Overcoming Growth-Induced Forgetting in Task-Agnostic Continual Learning
Yuqing Zhao, Jiannong Cao, Divya Saxena, Xiaoyun Liu, Changlin Song, Bo Yuan, Julie McCann
TL;DR
Growth of model capacity in task-agnostic continual learning can trigger forgetting when the entire grown model is used for inference. The authors identify growth-induced forgetting and show existing growth strategies differ in forgetting risks, with layer expansion offering a path to reduce forgetting. They propose SparseGrow, combining layer expansion, gradient gating, and sparse training/initialization to enable targeted updates and controlled plasticity. Extensive experiments across domain- and class-incremental datasets demonstrate SparseGrow achieves high adaptability while minimizing forgetting, outperforming baselines with modest parameter overhead.
Abstract
In continual learning (CL), model growth enhances adaptability to new data. However, when model growth is applied improperly, especially in task-agnostic CL, where the entire grown model is used for inference, it can lead to severe degradation of learned knowledge, a problem we term growth-induced forgetting. Most existing methods that adopt model growth to improve adaptability often overlook the forgetting issue, resulting in compromised knowledge retention, making them unsuitable for task-agnostic settings. To promote both adaptability and knowledge retention with model growth, we identify the key: gradient and parameter sparsity.

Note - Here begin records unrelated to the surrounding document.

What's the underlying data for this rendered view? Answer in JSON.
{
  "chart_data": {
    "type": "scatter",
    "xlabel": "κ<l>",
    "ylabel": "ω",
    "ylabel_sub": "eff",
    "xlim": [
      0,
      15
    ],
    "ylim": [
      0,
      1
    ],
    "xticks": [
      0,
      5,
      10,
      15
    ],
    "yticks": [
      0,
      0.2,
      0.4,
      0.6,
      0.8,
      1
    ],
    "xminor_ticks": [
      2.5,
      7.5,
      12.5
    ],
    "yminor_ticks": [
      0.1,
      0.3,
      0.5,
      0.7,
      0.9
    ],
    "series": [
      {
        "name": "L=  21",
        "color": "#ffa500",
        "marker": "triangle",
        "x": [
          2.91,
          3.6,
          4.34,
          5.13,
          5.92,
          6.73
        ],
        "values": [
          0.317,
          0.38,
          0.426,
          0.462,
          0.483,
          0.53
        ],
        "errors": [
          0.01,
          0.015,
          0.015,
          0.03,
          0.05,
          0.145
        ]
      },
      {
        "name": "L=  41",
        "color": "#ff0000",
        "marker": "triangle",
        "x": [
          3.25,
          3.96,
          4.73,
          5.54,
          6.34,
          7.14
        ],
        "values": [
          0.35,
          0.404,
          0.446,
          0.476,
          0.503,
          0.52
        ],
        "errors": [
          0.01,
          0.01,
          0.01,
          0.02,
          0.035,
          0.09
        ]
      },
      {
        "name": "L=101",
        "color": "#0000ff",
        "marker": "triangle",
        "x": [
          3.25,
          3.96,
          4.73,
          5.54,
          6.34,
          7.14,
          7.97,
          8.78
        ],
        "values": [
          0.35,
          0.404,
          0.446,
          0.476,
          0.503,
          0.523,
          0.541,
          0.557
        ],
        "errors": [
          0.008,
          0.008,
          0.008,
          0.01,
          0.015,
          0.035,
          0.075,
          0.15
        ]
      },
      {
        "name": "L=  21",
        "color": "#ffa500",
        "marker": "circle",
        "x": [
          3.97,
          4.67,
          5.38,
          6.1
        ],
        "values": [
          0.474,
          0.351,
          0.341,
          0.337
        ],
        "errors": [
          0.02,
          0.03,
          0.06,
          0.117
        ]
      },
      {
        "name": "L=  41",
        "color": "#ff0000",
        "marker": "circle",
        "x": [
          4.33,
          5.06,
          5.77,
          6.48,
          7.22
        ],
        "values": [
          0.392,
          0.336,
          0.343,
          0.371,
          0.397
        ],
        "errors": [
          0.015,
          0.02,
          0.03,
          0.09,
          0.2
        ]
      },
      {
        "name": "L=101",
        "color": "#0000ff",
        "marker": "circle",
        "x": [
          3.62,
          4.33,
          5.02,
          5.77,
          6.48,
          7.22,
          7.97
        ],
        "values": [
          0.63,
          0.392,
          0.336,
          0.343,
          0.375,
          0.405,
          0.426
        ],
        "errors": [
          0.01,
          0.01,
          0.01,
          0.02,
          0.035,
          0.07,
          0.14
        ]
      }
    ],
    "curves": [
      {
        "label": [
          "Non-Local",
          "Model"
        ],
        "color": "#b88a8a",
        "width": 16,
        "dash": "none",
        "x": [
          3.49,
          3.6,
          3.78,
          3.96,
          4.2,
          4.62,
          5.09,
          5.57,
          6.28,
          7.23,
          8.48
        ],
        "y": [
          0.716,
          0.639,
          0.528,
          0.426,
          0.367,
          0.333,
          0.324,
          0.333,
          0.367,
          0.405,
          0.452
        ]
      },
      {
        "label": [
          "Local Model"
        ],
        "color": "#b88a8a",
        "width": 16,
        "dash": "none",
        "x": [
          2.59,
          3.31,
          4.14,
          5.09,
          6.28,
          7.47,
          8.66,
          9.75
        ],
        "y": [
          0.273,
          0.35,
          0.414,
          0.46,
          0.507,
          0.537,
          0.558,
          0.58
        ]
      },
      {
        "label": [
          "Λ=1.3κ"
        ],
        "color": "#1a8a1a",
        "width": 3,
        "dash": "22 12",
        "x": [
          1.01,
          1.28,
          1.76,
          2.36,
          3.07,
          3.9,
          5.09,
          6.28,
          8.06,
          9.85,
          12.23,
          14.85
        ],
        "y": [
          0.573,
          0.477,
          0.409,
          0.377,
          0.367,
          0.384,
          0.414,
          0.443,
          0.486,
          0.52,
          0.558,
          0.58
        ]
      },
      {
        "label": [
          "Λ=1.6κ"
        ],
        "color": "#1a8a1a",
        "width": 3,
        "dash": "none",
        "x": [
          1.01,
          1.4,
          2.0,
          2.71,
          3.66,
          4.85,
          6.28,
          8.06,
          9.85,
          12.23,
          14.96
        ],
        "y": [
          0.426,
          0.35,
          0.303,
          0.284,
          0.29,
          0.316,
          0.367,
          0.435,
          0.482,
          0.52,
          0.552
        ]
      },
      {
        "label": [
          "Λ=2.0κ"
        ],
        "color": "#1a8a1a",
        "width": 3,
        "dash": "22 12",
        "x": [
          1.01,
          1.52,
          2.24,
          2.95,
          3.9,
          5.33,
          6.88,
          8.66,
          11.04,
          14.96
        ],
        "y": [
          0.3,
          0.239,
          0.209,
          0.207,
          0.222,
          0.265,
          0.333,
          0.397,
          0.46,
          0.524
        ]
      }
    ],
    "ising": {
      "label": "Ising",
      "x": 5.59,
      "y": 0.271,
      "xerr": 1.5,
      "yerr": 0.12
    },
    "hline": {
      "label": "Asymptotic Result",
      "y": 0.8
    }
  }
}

Introducing SparseGrow, which increases gradient sparsity through layer expansion and gradient gating to enable focused updates on parameters while preserving critical parameters, thus inhibiting forgetting. Moreover, it promotes parameter sparsity with sparse initialization and training, aiming at better control of model plasticity, improving adaptability over new data. Extensive experiments across diverse datasets, task-agnostic settings, and a large number of tasks demonstrate the necessity of controlled layer expansion and validate the effectiveness of SparseGrow in achieving high adaptability while minimizing forgetting in continual learning. By enabling model growth with sparsified gradients and parameters, SparseGrow paves the way for building scalable lifelong learning systems capable of continual adaptation with better knowledge retention.